Why foxes are so difficult to catch and see
Foxes are primarily nocturnal although they are becoming increasingly active during the daytime. Part of the reason is the lower risk of them living in the city. They won’t get shot at, baited or trapped within urban areas of a city so feel a lot less threatened.
They also have plenty of good hiding places such as underneath buildings and bridges, beside waterways, in parks and on golf courses. Their superior sense of smell and keen powers of observation means that they can usually “outfox” most other animals and humans.
Keeping chickens safe from fox attacks
Keeping chickens safe from foxes is not difficult but does require a good coop set-up and being wary of the fox threat when allowing them to roam outside. You’ll need to pay attention to the signs that a fox is visiting at night to avoid a potential break-in such as scratching or digging around the coop or being woken by frightened chickens.
A fully enclosed coop with a mesh floor is the simplest way to keep chickens safe but you will need to allow enough space for all the chooks to be happy for extended periods of time such as when you are away on holiday. Of course, your chickens are only safe while they’re inside with the door closed.
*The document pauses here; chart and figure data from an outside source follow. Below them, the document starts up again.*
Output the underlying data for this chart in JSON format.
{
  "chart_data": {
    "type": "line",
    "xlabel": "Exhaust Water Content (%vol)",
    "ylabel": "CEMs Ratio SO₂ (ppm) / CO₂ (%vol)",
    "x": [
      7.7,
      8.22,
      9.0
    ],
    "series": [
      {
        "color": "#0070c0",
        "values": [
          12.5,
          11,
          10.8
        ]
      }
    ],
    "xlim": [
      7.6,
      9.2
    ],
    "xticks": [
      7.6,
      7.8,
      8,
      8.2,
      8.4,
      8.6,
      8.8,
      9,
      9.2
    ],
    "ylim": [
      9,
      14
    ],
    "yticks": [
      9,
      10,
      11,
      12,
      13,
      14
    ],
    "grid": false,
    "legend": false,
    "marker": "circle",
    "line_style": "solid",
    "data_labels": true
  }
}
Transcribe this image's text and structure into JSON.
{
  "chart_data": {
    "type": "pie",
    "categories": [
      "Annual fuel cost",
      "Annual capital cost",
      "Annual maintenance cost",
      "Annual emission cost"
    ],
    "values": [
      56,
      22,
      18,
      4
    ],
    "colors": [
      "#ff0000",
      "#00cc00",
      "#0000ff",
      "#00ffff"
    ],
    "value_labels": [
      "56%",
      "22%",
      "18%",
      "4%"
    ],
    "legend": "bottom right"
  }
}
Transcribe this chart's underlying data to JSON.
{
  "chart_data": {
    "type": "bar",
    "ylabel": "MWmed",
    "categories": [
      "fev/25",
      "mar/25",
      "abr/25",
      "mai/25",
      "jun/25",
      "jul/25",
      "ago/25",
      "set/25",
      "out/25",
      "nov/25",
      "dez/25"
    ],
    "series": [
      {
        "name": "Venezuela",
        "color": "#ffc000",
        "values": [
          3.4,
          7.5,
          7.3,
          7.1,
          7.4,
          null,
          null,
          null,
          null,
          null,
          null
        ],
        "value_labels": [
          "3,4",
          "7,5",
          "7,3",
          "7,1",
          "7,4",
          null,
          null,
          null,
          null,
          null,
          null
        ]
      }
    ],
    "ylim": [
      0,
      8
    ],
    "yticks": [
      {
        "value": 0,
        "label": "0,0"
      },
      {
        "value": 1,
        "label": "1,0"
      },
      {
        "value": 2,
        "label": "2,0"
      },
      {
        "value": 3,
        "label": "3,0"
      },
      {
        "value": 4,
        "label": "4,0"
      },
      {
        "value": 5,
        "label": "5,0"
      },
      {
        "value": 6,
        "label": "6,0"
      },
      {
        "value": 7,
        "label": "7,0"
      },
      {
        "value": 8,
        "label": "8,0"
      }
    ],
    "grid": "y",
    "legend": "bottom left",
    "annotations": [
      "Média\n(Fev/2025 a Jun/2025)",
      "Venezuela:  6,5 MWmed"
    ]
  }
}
The most common story that I hear is the one time that the door wasn’t closed and a fox noticed the fact.
If you don’t have a fully enclosed run area for your chickens to roam around in, make sure that mesh at the bottom perimeter is dug-in at least 100mm or extends out 200mm from the perimeter. This will stop foxes from digging under the fence.
To protect your chickens from a climbing fox, and they are adept climbers, it’s a good idea to have a floppy top to the fence so that any climbing fox won’t be able to gain purchase and fall off (on the outside!). Another option for areas with a high density of foxes is electric poultry netting which is moveable and sends a short, sharp shock to any animal that touches it.
Ways to catch foxes
If you know that you have a fox lurking around or have lost chickens to a fox already, it may be time to catch it. Living in urban areas, chicken keepers are limited to the methods they can use for fox control.
The most effective and humane way to catch a fox is by using a cage trap purpose-built to contain a fox. The good thing about a cage trap is that it’s safe and easy to release a non-targeted animal such as your pet cat or dog. I’ve caught a number of our hens in our fox trap but always find an egg inside so they make good use of their short imprisonment.
Luring foxes into your trap
Foxes are extremely smart and can detect the faintest of human smells. The more “earthy” and natural the smell of a trap the better. Fresh chicken pieces or tinned tuna are ideal to use as bait to attract foxes and leaving a trail of “breadcrumbs” for foxes will help lead them into the cage. The way to do this is to place very small amounts of the bait as the “breadcrumbs” or tie a piece of string around a fresh chicken drumstick and drag it from the edge of your property to the front of the trap.
Removing foxes from your property
There are a number of ways that you can remove a fox that you’ve been able to trap. You may even be lucky enough to find a service that will collect and dispose of the fox for you.
The first is to contact your local Council to see if they have a fox removal and disposal service in your area. You might also have a local Vet who can accept foxes for disposal or a local branch of the RSPCA that may be able to help. Lastly, you may have an Animal Shelter or Animal Pound in your area that will dispose of foxes for you.
So, in the end, you can’t completely remove the danger of predators when keeping chickens but you can go a long way in reducing the risks. Most predators are relatively harmless when compared with the fox and you must make certain that your flock is kept as safe as possible from these intelligent and highly skilled killers.